Aber – wie so oft – es scheitert an der Zeit. So eile ich zurück zum Haus des Bürgermeisters, wobei ich die Deckung von kleinen Seitengassen und Schneewehen ausnutze. In dem Gebüsch unter dem Fenster, wo ich erwischt wurde, finde ich dann die Schatulle mit dem Zahn.
Glück gehabt! Die Fee hat den Zahn wohl nicht mehr gefunden. Oder sie musste abhauen, damit das Menschenkind sie nicht sieht. Solche Wesen müssen sich immer an zig Vorschriften halten.
Mit der Schatulle und dem Met kehre ich zu Ifrit zurück. Bis ich ihre Höhle erreiche, wird es bereits dunkel. Verdammte Zeit!
„Was hat so lange gedauert?“, fragt der Tiger gedehnt, als ich keuchend ankomme.

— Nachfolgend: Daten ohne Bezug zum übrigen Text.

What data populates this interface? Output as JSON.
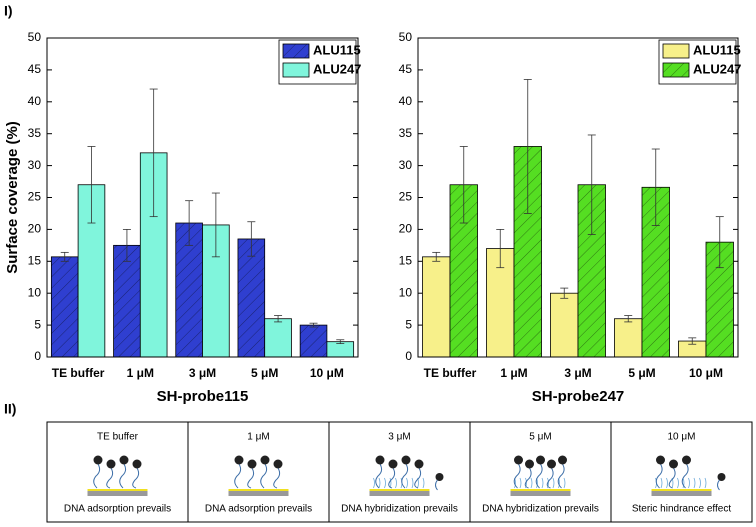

„Ich wurde verhaftet“, knurre ich. „Hier, dein Zahn. Und ein Geschenk.“ Ich schiebe den Met hinterher. Ifrit liebt Met nämlich!
„Lass sehen!“ Zunächst öffnet sie die Schatulle und begutachtet den Zahn. Ein fieses Grinsen tritt auf ihr Gesicht. „Perfekt!“
Ich lasse mich auf den Bauch fallen und atme durch. „Ich werde nie wieder mit dir wetten! Nie wieder, hörst du!“
„Wirst du wohl.“
„Garantiert nicht.“
„Wetten?“ Sie grinst.
Ich werfe ihr einen finsteren Blick zu.
Ifrit entkorkt die Flasche mit einem Biss. „Komm, zieh nicht so ein Gesicht. Du hast noch Zeit. Und wie versprochen werde ich dir verraten, wie du deinen Becher kriegst. Besser noch, ich komme mit. Die Voodoo-Priesterin muss nämlich auch noch etwas für mich erledigen.“ Sie nimmt den Flaschenhals ins Maul und wirft den Kopf zurück, um den Met zu exen. Dann spuckt sie die Flasche gekonnt nach draußen in den Schnee. Es klirrt, als diese aufschlägt. Offenbar liegt da noch mehr Glas unter den weißen Flocken.
Der Tiger rülpst leise. „Guter Jahrgang. Also, entspann dich, Wolf. Morgen holen wir den Becher.“
Ich nicke und strecke mich aus. Ich bin echt platt nach diesem Tag. Ich bin noch nie verhaftet worden. Das war eine Erfahrung, auf die ich hätte verzichten können.